Neural excitability, synaptic transmission and neuron-glia interactions
Author: Giovanna Margarita Velázquez Campos | Email: gvelazquez.010390@gmail.com
Giovanna Margarita Velázquez-Campos1°2°, Magdalena Fernández-Acosta1°,María lucia Mares1°, María Fernanda Ceriani1°
1° Fundación Instituto Leloir IIB-BA/CONICET
2° Biología Molecular y Biotecnología de la Universidad Nacional de General San Martín
The circadian clock plays a crucial role in maintaining lipid homeostasis. However, whether lipid signalling feedbacks to the clock has not been addressed. To explore the impact of lipid metabolism on the molecular clock we investigated the role of Osi, a key regulator of lipid catabolism, in the adult brain. Adult-specific osi knockdown (osiKD) in a subset of pacemaker neurons (LNvs) prolongs the free-running period, which results from an altered pace of the molecular clock. Interestingly, the period phenotype is rescued by expression of ETFRF1, the human ortholog of osi that modulates beta-oxidation. osi mutants have elevated ROS levels; however, neither the antioxidant administration NAC nor SOD2 overexpression were effective in rescuing the phenotypes. We next explored whether abnormal signalling could underlie circadian deficits.

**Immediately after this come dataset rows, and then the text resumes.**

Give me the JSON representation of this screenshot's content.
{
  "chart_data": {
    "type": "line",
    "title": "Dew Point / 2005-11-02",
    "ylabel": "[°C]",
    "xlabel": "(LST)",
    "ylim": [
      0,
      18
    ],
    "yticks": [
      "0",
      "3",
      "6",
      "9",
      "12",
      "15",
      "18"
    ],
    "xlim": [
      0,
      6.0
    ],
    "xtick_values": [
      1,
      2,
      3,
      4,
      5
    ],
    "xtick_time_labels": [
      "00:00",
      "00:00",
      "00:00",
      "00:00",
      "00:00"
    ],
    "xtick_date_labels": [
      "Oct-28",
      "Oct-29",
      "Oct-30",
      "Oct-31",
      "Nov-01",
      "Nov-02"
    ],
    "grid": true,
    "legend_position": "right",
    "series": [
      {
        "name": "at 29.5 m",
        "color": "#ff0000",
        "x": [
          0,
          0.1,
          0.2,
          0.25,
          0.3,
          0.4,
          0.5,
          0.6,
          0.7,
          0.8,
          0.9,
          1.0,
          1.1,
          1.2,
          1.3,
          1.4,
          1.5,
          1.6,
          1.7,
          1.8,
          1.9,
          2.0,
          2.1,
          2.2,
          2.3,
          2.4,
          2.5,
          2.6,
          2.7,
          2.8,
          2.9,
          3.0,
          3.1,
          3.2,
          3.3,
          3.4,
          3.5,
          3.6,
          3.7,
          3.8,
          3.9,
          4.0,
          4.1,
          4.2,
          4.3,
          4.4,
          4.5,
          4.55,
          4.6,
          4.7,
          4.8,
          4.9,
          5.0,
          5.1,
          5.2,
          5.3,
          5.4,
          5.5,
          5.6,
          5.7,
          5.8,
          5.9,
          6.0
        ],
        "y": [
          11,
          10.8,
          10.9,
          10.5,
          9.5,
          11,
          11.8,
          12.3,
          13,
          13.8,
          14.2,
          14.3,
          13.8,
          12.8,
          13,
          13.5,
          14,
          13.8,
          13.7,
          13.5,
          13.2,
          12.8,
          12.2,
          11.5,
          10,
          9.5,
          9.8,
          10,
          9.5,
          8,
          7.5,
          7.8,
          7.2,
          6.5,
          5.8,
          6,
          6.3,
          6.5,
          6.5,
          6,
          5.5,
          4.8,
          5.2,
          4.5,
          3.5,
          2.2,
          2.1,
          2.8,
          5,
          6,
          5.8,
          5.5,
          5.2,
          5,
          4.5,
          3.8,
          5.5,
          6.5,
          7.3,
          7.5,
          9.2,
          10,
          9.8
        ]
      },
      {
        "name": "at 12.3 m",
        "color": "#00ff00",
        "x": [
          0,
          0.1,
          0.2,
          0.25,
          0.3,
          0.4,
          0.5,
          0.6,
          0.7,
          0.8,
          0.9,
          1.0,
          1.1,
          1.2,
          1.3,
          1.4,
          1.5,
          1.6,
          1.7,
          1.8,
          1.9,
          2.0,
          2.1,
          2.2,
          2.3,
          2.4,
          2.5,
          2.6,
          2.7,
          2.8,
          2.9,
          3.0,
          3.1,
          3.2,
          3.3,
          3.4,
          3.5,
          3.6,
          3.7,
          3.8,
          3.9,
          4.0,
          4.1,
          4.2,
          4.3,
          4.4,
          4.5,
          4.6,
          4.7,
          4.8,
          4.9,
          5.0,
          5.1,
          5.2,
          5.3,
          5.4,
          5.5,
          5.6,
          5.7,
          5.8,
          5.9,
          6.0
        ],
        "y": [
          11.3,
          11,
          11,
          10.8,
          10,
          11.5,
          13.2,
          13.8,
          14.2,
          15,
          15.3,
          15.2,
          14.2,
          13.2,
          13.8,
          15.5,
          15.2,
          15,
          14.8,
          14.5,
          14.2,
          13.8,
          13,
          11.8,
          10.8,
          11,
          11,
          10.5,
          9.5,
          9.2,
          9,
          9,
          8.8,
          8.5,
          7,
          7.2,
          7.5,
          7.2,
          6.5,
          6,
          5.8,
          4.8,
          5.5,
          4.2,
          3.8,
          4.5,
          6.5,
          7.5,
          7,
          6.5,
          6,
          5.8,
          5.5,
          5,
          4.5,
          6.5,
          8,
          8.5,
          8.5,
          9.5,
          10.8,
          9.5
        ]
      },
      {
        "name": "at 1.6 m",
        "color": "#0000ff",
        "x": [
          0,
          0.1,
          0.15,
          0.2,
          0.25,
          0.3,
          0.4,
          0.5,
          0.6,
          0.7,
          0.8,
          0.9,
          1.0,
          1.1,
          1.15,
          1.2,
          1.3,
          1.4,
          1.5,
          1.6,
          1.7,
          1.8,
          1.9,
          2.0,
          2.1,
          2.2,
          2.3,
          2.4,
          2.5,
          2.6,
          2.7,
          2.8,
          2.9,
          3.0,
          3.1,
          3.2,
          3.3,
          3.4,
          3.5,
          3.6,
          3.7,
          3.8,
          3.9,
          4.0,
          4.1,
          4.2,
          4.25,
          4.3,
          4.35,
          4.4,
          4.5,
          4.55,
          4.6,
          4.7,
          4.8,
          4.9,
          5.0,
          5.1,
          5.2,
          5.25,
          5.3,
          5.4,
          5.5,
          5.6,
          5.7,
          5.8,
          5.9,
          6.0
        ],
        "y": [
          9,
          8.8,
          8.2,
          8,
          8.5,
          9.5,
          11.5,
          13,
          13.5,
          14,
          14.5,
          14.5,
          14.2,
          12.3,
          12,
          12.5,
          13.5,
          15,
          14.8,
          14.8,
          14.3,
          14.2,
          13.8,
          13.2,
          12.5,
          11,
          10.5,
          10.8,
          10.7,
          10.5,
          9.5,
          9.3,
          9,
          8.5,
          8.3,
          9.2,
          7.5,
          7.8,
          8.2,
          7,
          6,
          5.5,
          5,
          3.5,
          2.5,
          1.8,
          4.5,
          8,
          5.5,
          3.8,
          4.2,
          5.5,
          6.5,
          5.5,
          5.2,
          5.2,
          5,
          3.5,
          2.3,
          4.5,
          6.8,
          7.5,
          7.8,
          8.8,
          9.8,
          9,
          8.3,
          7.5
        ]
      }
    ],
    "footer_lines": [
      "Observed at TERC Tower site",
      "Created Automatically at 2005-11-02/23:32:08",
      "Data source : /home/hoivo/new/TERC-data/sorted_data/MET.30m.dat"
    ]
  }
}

Lipase 3 (Lip 3) rescues the phenotypes associated to Osi dysfunction in the fat body. However, Lip3 downregulation in neurons does not alleviate the circadian phenotypes resulting from osiKD. Instead, Lip3 knockdown alone leads to a similar period lengthening, suggesting that both proteins may act on the same pathway; if so, Osi would regulate phosphoinositol levels in the brain. In favor of this possibility, the morphology of the sLNv terminals is affected upon osiKD. These results suggest that Osi plays a fundamental role in LNv physiology and provides an opportunity to analyze the cross-talk between lipid metabolism and the circadian clock.